A total of 943 samples were analyzed for the presence of OTA and DON. These samples included 197 breakfast cereals, 139 wines, 130 beer, 98 infant formulae, 97 dried fruits, 96 wheat products (flour, bran, germ, cream of wheat), 93 infant cereals, 76 corn products (corn/tortilla chips, cornmeal, semolina), and 17 oat products (whole oats, oatmeal).

Sixty-seven percent of the samples (628/943) did not contain detectable levels of OTA. The 315 remaining samples that were found to have detectable levels of OTA were from all classes of products included in this survey. OTA levels ranged from 0.040 ppb (parts per billion) to 6.773 ppb. Overall, 99.2% of the samples tested for OTA were below the Canadian maximum levels proposed for OTA by Health Canada. Five samples of infant cereal, one sample of breakfast cereal, one sample of wheat flour, and one sample of wheat germ exceeded the proposed maximum levels for OTA. The OTA levels in these eight samples were assessed and appropriate follow-up actions were initiated that reflected the magnitude of the human health concern.

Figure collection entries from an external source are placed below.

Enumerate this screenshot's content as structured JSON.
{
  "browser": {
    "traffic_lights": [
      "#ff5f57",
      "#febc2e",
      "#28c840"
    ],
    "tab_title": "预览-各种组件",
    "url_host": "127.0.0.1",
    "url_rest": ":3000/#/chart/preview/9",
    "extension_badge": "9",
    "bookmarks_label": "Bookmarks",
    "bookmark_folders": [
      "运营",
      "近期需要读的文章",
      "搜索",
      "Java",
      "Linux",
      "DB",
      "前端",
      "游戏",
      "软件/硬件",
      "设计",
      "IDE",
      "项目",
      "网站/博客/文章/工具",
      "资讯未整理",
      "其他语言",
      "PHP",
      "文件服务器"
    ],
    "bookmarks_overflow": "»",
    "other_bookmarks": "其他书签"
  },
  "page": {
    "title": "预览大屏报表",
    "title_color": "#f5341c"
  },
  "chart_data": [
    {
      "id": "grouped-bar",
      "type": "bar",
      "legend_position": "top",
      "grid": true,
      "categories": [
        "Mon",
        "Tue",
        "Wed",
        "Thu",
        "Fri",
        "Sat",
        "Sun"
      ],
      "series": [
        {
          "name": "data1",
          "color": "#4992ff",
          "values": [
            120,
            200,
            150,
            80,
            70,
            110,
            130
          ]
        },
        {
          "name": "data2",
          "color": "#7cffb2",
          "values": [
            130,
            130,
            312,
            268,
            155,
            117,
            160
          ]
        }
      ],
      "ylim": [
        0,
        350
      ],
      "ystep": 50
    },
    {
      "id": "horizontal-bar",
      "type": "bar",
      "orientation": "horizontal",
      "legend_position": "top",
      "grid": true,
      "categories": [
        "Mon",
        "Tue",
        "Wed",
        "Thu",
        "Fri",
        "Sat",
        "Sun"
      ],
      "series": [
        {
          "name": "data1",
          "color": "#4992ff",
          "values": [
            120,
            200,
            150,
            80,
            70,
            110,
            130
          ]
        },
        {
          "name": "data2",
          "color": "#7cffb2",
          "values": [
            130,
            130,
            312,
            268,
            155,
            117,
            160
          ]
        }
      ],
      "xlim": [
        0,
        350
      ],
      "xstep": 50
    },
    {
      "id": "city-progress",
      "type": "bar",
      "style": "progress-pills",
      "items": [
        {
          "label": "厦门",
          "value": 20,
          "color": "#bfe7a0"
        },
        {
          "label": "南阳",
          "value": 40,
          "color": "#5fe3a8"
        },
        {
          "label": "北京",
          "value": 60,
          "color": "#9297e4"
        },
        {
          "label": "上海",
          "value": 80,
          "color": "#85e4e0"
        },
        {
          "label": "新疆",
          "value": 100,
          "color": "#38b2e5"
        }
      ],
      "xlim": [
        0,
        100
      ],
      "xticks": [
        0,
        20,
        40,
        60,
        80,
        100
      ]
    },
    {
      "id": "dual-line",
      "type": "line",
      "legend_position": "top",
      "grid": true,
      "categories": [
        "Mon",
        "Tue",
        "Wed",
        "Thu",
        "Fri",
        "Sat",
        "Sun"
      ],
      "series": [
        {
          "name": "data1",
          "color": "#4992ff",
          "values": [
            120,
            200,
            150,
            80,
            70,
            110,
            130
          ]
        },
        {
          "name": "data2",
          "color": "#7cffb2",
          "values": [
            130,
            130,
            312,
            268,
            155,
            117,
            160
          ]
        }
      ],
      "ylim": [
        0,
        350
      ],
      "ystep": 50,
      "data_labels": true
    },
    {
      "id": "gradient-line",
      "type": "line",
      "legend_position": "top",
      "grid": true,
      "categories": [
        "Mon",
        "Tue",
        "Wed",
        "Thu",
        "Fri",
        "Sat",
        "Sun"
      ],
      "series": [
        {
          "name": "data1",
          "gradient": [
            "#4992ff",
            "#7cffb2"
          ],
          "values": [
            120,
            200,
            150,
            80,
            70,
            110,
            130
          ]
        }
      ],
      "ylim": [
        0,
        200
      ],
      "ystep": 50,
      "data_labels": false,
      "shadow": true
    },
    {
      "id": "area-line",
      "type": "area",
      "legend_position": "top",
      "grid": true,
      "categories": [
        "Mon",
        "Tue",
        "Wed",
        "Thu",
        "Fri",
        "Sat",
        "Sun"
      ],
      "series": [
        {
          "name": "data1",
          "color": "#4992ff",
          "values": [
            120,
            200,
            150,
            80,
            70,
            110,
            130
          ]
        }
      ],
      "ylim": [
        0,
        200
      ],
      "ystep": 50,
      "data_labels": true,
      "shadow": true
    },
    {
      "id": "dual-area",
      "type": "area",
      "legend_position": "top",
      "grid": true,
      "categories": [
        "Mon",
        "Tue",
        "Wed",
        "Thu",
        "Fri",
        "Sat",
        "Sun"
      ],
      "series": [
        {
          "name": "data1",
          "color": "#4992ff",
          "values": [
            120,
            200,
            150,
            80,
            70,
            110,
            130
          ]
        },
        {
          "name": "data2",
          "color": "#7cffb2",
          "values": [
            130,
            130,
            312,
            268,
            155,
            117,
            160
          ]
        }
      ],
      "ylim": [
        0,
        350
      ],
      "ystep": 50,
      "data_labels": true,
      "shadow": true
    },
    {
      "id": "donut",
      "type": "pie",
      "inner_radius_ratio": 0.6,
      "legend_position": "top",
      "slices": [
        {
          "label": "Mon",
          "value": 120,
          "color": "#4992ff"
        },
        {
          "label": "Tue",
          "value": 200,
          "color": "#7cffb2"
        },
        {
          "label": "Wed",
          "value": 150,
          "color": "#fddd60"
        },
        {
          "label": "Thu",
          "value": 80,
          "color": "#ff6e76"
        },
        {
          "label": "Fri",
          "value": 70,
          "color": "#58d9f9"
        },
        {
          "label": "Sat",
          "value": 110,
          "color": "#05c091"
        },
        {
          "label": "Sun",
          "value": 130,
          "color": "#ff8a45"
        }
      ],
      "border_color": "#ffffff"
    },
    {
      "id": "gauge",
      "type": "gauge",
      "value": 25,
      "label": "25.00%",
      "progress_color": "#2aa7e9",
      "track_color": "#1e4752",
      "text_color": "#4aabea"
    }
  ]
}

Less than half of the samples (388/943 or 41%) did not contain detectable levels of DON. DON was not detected in any of the wine or dried fruit samples. DON levels ranged from 1 ppb to 2060 ppb. There are no Canadian maximum levels established for DON in finished products so compliance could not be evaluated. However, the levels of DON considered elevated were reviewed, and appropriate follow-up actions were initiated that reflected the magnitude of the human health concern.